Moving through deep snow, and trail-breaking

Snow is not merely cold; it is heavy, and forcing a path through it is some of the hardest physical work a member will ever do. A few centimetres slow the going a little; deep, soft, unbroken snow is another matter, each step sinking, each stride lifting the leg high and driving it down, so breaking that first path can cost several times the effort of walking the same distance on firm ground. The member breaking trail works far harder than everyone behind, who follow in the broken track at a fraction of the cost. Left unmanaged, this lands the whole burden on the one or two strongest, who sweat, exhaust themselves, and become the first to fail, exactly the people the group can least afford to lose.

The method that defeats this is used by every force that works in snow: rotate the lead. The member breaking trail does so only for a short spell, a set number of paces or a few minutes, then steps aside, lets the file pass, and falls in at the rear to recover in the easy track. The next member takes the lead for the same short spell, and so the heavy work passes steadily down the line and round again, no one carrying it long enough to be wrung out. The pace is set so even the lead does not break sweat, which usually means slow, and the spells are kept short in the deepest snow and lengthen where the going is easier. Tackled this way, a group can cross ground in a night that would destroy a single trail-breaker, and arrive still fit to do the work they came for.

   TRAIL-BREAKING IN ROTATION (share the heavy work, no one exhausted)

   Direction of travel  ----------------------------->

      [A]   [B]   [C]   [D]   [E]        A breaks trail (hard work)
       ^                                  B..E follow in the track (easy)
       |
   after a short spell, A steps aside, lets B..E pass, joins the rear:

      [B]   [C]   [D]   [E]   [A]        B now breaks trail
       ^                                  A recovers at the back
       |
   ...and so the lead passes down the line and round again.

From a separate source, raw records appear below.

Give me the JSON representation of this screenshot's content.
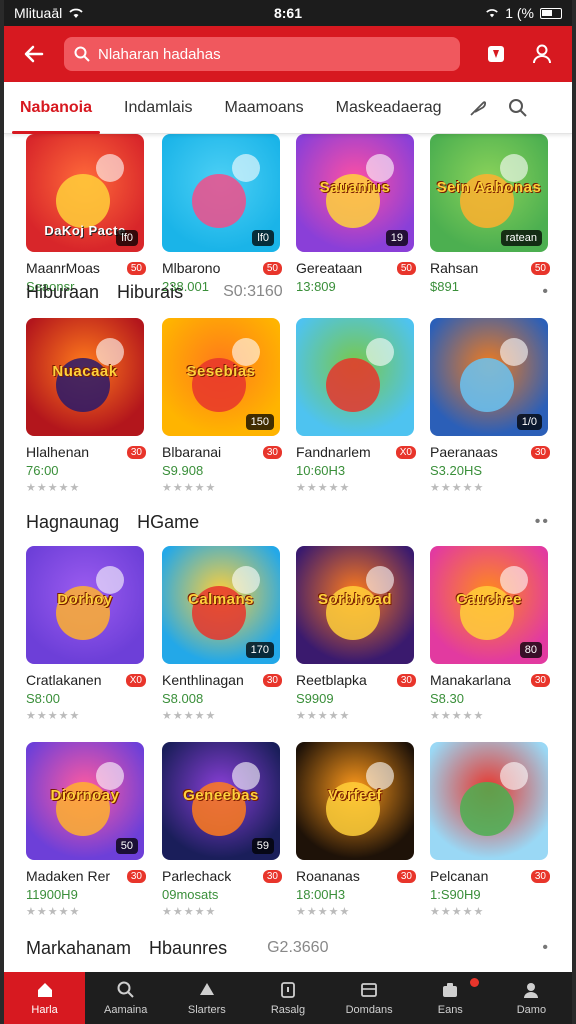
{
  "status": {
    "carrier": "Mlituaāl",
    "time": "8:61",
    "battery": "1 (%"
  },
  "appbar": {
    "search_placeholder": "Nlaharan hadahas"
  },
  "tabs": [
    "Nabanoia",
    "Indamlais",
    "Maamoans",
    "Maskeadaerag"
  ],
  "sections": [
    {
      "title": "",
      "sub": "",
      "count": "",
      "cards": [
        {
          "name": "MaanrMoas",
          "meta": "Seaonsr",
          "badge": "lf0",
          "pill": "50",
          "caption": "DaKoj Pacte",
          "colors": [
            "#d8262a",
            "#ff6a3a",
            "#ffcf3a"
          ]
        },
        {
          "name": "Mlbarono",
          "meta": "238.001",
          "badge": "lf0",
          "pill": "50",
          "caption": "",
          "colors": [
            "#1ab4e8",
            "#4dd0f5",
            "#f24d8a"
          ]
        },
        {
          "name": "Gereataan",
          "meta": "13:809",
          "badge": "19",
          "pill": "50",
          "caption": "Sauanius",
          "colors": [
            "#8a3fd8",
            "#ff4fa3",
            "#ffd23b"
          ]
        },
        {
          "name": "Rahsan",
          "meta": "$891",
          "badge": "ratean",
          "pill": "50",
          "caption": "Sein Aahonas",
          "colors": [
            "#4caf50",
            "#8bd35a",
            "#ffb02e"
          ]
        }
      ]
    },
    {
      "title": "Hiburaan",
      "sub": "Hiburais",
      "count": "S0:3160",
      "more": "•",
      "cards": [
        {
          "name": "Hlalhenan",
          "meta": "76:00",
          "badge": "",
          "pill": "30",
          "caption": "Nuacaak",
          "colors": [
            "#b3161c",
            "#ff7b1c",
            "#2a1a6a"
          ]
        },
        {
          "name": "Blbaranai",
          "meta": "S9.908",
          "badge": "150",
          "pill": "30",
          "caption": "Sesebias",
          "colors": [
            "#ffb400",
            "#ff7a1a",
            "#e8352b"
          ]
        },
        {
          "name": "Fandnarlem",
          "meta": "10:60H3",
          "badge": "",
          "pill": "X0",
          "caption": "",
          "colors": [
            "#4ec3f0",
            "#79c84a",
            "#e8352b"
          ]
        },
        {
          "name": "Paeranaas",
          "meta": "S3.20HS",
          "badge": "1/0",
          "pill": "30",
          "caption": "",
          "colors": [
            "#2b5fb8",
            "#f07b1e",
            "#6ac3f2"
          ]
        }
      ]
    },
    {
      "title": "Hagnaunag",
      "sub": "HGame",
      "count": "",
      "more": "••",
      "cards": [
        {
          "name": "Cratlakanen",
          "meta": "S8:00",
          "badge": "",
          "pill": "X0",
          "caption": "Dorhoy",
          "colors": [
            "#6d3fd8",
            "#9c5cf0",
            "#ffb02e"
          ]
        },
        {
          "name": "Kenthlinagan",
          "meta": "S8.008",
          "badge": "170",
          "pill": "30",
          "caption": "Calmans",
          "colors": [
            "#23a8e8",
            "#ffcf3a",
            "#e8352b"
          ]
        },
        {
          "name": "Reetblapka",
          "meta": "S9909",
          "badge": "",
          "pill": "30",
          "caption": "Sorbhoad",
          "colors": [
            "#3a1a6e",
            "#ff7b1c",
            "#ffcf3a"
          ]
        },
        {
          "name": "Manakarlana",
          "meta": "S8.30",
          "badge": "80",
          "pill": "30",
          "caption": "Cauchee",
          "colors": [
            "#e23aa0",
            "#ff8a1c",
            "#ffcf3a"
          ]
        }
      ]
    },
    {
      "title": "",
      "sub": "",
      "count": "",
      "cards": [
        {
          "name": "Madaken Rer",
          "meta": "11900H9",
          "badge": "50",
          "pill": "30",
          "caption": "Diornoay",
          "colors": [
            "#6d3fd8",
            "#ff5aa0",
            "#ffb02e"
          ]
        },
        {
          "name": "Parlechack",
          "meta": "09mosats",
          "badge": "59",
          "pill": "30",
          "caption": "Geneebas",
          "colors": [
            "#1a1e5a",
            "#8a3fd8",
            "#ff7b1c"
          ]
        },
        {
          "name": "Roananas",
          "meta": "18:00H3",
          "badge": "",
          "pill": "30",
          "caption": "Vorfeef",
          "colors": [
            "#1e1208",
            "#ff9a1c",
            "#ffcf3a"
          ]
        },
        {
          "name": "Pelcanan",
          "meta": "1:S90H9",
          "badge": "",
          "pill": "30",
          "caption": "",
          "colors": [
            "#9ad8f5",
            "#e8352b",
            "#4caf50"
          ]
        }
      ]
    },
    {
      "title": "Markahanam",
      "sub": "Hbaunres",
      "count": "G2.3660",
      "more": "•",
      "cards": []
    }
  ],
  "bottom_nav": [
    {
      "label": "Harla",
      "icon": "home-icon"
    },
    {
      "label": "Aamaina",
      "icon": "search-icon"
    },
    {
      "label": "Slarters",
      "icon": "game-icon"
    },
    {
      "label": "Rasalg",
      "icon": "info-icon"
    },
    {
      "label": "Domdans",
      "icon": "list-icon"
    },
    {
      "label": "Eans",
      "icon": "gift-icon"
    },
    {
      "label": "Damo",
      "icon": "user-icon"
    }
  ],
  "colors": {
    "brand_red": "#d71920"
  }
}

   Keep the pace slow enough that even the LEAD does not sweat.
   Short spells in deep soft snow; longer where the going is easier.

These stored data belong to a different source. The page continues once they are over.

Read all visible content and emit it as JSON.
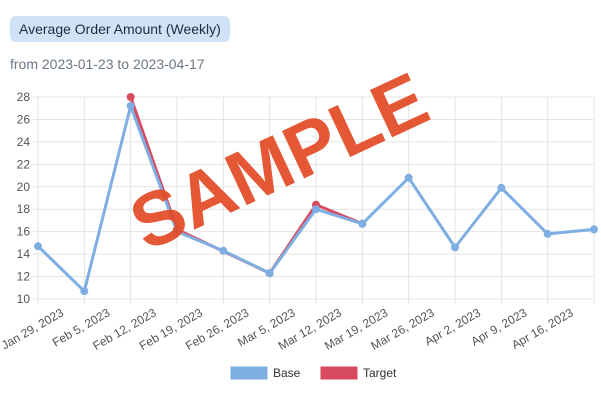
{
  "header": {
    "title": "Average Order Amount (Weekly)",
    "subtitle": "from 2023-01-23 to 2023-04-17"
  },
  "watermark": "SAMPLE",
  "colors": {
    "base": "#7eaee2",
    "target": "#d84a5f",
    "watermark": "#e24a26",
    "grid": "#e4e4e4",
    "badge_bg": "#cfe2f6"
  },
  "chart_data": {
    "type": "line",
    "categories": [
      "Jan 29, 2023",
      "Feb 5, 2023",
      "Feb 12, 2023",
      "Feb 19, 2023",
      "Feb 26, 2023",
      "Mar 5, 2023",
      "Mar 12, 2023",
      "Mar 19, 2023",
      "Mar 26, 2023",
      "Apr 2, 2023",
      "Apr 9, 2023",
      "Apr 16, 2023"
    ],
    "x_index": [
      0,
      1,
      2,
      3,
      4,
      5,
      6,
      7,
      8,
      9,
      10,
      11,
      12,
      13,
      14,
      15,
      16,
      17,
      18,
      19,
      20,
      21,
      22,
      23,
      24,
      25,
      26,
      27,
      28,
      29,
      30,
      31,
      32,
      33,
      34,
      35,
      36,
      37,
      38,
      39,
      40,
      41,
      42,
      43,
      44,
      45,
      46,
      47,
      48,
      49,
      50,
      51,
      52,
      53,
      54,
      55,
      56,
      57,
      58,
      59,
      60,
      61,
      62,
      63,
      64,
      65,
      66,
      67,
      68,
      69,
      70,
      71,
      72,
      73,
      74,
      75,
      76,
      77,
      78,
      79,
      80,
      81,
      82,
      83,
      84
    ],
    "series": [
      {
        "name": "Base",
        "points": [
          [
            0,
            14.7
          ],
          [
            7,
            10.7
          ],
          [
            14,
            27.2
          ],
          [
            21,
            16.0
          ],
          [
            28,
            14.3
          ],
          [
            35,
            12.3
          ],
          [
            42,
            18.0
          ],
          [
            49,
            16.7
          ],
          [
            56,
            20.8
          ],
          [
            63,
            14.6
          ],
          [
            70,
            19.9
          ],
          [
            77,
            15.8
          ],
          [
            84,
            16.2
          ]
        ]
      },
      {
        "name": "Target",
        "points": [
          [
            14,
            28.0
          ],
          [
            21,
            16.2
          ],
          [
            35,
            12.3
          ],
          [
            42,
            18.4
          ],
          [
            49,
            16.7
          ]
        ]
      }
    ],
    "ylim": [
      10,
      28
    ],
    "yticks": [
      10,
      12,
      14,
      16,
      18,
      20,
      22,
      24,
      26,
      28
    ],
    "grid": true,
    "legend": "bottom"
  },
  "legend": {
    "items": [
      {
        "label": "Base"
      },
      {
        "label": "Target"
      }
    ]
  }
}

The tools that make snow travel possible at all are snowshoes and skis, understood here in principle and learned in person. Both spread the body's weight over a much larger area, so the member rides on top of the snow rather than sinking in at every step, turning exhausting trail-breaking into something close to ordinary walking. Snowshoes are the simpler and more forgiving, strapped under the boot and worn at a normal gait, suiting broken or wooded ground and needing little training. Skis carry a member faster and with less effort over open ground and gentle slopes, gliding rather than lifting each foot, but demand real skill to use safely and to control on a descent. Either way the principle is the one that keeps a member from breaking through thin ice: spread the load. Where snow is deep enough to matter the proper aids transform the task, and the rotation of the lead still applies, because even on snowshoes the one packing a fresh trail works harder than those who follow.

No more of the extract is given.